TF1 is the flagship free tv channel offered by TF1 Group. Its 24% market share makes it the most popular domestic channel in France. After ITV1 lost its title of the most viewed television channel in Europe, TF1 is considered as the current owner of that title. A large portion of the schedule consists of game shows, documentaries and dubbed version of television series. Flagship shows include CSI, House MD and The Voice.
More than half of all revenue comes from the advertising on TF1 channel i.e., €1,504m in 2011 out of total revenue of €2,619m.
If we look at the the channel than we see a decline year after year in the market share and viewings. The audience share of pre-existing broadcasters have fallen because of arrival of 12 new competitors. But the television viewing hours in France has set a new record in 2011.
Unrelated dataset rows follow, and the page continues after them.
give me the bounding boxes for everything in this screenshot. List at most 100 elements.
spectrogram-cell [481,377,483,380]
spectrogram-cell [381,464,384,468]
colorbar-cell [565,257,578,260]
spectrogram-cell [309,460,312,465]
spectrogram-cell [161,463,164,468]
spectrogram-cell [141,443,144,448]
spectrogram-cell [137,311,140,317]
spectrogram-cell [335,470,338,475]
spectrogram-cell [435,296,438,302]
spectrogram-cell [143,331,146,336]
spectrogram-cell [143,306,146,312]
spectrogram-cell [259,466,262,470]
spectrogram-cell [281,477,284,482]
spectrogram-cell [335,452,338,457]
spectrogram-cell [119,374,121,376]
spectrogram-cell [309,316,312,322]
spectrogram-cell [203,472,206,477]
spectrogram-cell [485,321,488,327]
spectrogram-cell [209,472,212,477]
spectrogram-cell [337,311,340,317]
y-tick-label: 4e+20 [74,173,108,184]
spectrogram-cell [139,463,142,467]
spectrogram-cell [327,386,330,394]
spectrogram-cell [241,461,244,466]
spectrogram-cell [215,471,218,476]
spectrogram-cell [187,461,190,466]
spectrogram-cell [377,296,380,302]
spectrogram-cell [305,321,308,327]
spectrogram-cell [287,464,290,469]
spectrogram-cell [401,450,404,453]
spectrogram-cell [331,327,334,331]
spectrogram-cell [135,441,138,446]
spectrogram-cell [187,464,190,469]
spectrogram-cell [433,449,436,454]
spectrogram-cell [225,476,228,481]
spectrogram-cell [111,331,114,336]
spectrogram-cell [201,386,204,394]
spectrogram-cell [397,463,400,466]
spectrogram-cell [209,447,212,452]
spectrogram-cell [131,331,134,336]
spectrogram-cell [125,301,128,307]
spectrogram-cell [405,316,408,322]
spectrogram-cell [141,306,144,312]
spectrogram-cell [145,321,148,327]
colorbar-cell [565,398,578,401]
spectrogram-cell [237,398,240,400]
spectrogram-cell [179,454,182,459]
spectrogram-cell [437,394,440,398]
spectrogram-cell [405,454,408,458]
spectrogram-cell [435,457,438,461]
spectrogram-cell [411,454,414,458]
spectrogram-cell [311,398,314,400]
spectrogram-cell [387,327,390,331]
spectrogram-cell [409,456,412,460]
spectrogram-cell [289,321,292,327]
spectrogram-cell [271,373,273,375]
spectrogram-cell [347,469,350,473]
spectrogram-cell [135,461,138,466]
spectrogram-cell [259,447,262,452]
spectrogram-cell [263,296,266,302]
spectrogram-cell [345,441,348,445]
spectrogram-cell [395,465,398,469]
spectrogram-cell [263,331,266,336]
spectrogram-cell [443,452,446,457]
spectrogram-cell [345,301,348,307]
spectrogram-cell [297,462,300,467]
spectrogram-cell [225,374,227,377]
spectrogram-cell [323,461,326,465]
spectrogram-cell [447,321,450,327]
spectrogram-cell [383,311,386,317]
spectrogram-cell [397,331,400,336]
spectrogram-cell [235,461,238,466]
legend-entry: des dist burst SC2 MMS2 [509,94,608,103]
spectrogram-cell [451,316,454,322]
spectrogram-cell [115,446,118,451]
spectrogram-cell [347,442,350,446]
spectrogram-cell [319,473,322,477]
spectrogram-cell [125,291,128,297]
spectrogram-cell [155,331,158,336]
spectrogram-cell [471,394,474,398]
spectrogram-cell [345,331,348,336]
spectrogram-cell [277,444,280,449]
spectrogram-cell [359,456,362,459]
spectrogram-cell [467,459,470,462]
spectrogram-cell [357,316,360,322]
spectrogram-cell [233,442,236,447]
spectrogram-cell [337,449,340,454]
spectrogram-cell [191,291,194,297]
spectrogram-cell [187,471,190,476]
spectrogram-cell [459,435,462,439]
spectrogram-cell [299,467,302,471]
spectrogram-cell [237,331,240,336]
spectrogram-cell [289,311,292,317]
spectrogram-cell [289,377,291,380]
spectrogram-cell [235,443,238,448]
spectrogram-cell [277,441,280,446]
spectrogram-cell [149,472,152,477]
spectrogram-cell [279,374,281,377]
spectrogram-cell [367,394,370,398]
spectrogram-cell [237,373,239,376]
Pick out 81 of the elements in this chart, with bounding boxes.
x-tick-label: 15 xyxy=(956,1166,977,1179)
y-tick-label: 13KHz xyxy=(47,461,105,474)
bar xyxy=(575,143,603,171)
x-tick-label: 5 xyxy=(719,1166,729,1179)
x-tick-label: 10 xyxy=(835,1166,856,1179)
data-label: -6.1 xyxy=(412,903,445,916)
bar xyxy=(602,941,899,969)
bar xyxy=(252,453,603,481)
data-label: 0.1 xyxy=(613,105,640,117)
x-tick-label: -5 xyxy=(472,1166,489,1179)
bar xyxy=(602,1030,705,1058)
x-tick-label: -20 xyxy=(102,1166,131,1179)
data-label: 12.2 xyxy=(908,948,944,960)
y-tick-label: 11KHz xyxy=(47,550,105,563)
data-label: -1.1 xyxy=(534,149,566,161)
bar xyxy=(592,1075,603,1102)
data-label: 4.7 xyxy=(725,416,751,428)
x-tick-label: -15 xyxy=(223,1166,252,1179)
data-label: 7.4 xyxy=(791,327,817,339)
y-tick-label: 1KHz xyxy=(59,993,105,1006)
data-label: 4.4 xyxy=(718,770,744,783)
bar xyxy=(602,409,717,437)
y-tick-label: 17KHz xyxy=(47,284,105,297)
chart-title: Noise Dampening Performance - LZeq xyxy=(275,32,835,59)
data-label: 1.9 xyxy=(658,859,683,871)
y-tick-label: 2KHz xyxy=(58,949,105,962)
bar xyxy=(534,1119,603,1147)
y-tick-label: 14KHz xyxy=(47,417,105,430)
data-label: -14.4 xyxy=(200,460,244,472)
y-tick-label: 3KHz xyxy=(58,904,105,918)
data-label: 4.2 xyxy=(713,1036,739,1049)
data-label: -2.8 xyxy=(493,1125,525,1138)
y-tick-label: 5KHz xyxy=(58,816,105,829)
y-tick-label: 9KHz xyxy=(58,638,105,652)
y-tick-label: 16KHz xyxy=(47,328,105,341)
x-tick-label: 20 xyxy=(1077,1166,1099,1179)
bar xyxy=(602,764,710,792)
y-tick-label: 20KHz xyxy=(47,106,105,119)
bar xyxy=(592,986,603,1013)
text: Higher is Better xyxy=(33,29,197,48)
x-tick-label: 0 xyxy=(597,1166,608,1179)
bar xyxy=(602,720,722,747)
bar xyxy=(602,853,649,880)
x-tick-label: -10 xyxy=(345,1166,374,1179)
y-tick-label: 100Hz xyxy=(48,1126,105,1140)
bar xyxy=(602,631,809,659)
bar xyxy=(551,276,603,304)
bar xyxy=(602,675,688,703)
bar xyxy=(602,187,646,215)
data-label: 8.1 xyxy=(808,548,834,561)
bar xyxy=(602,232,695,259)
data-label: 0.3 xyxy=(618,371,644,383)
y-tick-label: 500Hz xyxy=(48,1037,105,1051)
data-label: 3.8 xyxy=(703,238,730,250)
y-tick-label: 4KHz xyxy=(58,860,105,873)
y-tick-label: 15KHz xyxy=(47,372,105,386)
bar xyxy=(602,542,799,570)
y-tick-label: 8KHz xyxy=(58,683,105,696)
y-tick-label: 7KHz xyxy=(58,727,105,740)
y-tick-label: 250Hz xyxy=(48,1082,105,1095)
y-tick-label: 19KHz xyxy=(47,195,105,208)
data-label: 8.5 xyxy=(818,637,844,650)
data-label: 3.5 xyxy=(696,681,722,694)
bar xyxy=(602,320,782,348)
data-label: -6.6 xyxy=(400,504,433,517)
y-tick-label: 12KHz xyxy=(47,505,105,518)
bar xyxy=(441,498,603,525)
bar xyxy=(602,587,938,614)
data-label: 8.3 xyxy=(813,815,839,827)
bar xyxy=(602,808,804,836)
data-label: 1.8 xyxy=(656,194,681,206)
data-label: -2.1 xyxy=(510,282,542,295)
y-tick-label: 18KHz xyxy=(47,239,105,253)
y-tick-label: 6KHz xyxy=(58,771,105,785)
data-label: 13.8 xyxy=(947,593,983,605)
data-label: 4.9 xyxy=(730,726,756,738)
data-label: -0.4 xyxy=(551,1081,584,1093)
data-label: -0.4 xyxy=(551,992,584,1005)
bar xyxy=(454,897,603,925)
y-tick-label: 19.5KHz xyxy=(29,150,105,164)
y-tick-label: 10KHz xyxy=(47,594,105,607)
The business is quite profitable with an average net margin of 8% in the last 7 years. The company has a good RoIC and has a very strong balance sheet.
In 2010 the result included non-current operating income of €83m due to the remeasurement of previously held equity interest in TMC and NT1. If we take this into account than the EPS as well as the net result has been going up.
One picture suffices in showing how good the balance sheet is !
The current net debt (=total debt - cash) is €41m as compared to €1,587m in equity.
TF1 is a very shareholder friendly company. They have paid a major part of their earnings as dividend every year. The average payout has been around 60%. The 2011 dividend of €0.55 is a 8.2% yield on today’s share price of €6.5.
How much will you pay for a company with no debt (well €41m), with RoIC around 12%, revenue of €2.6b, net margin of 8%, upward trending EPS of €0.8 and a shareholder friendly management with dividend of €0.55 ? You should also consider that the company holds for a long time the number one position in the market it is in with nearly 24% market share. A P/E of 12 will be cheap in my opinion for such a company. This is €9.6 per share and offers a 50% upside from the current prices.
The Long Case
I hope you see the opportunity here, as I do. You have a leading TV channel with 24% market share in France. The company is financially very stable with no debt. There has been short term scare in the market because of declining market share due to new competitors entering the market. The scare has been so big that the company is yielding nearly 9% in dividends.
I see this as a very good opportunity to deploy some cash. But I want to research the management and the risks first. So far, we have a very compelling case but given that France is notorious with government regulations (the annual report points out that TF1 cannot expand by acquiring other companies because that will make it “too big” in the eyes of the French regulators). I have yet to figure out how that effects this company. It saddens me to see the government interfering in Peugeot’s business (my earlier pick in France) because firing some people to make them competitive does not look so good for the government.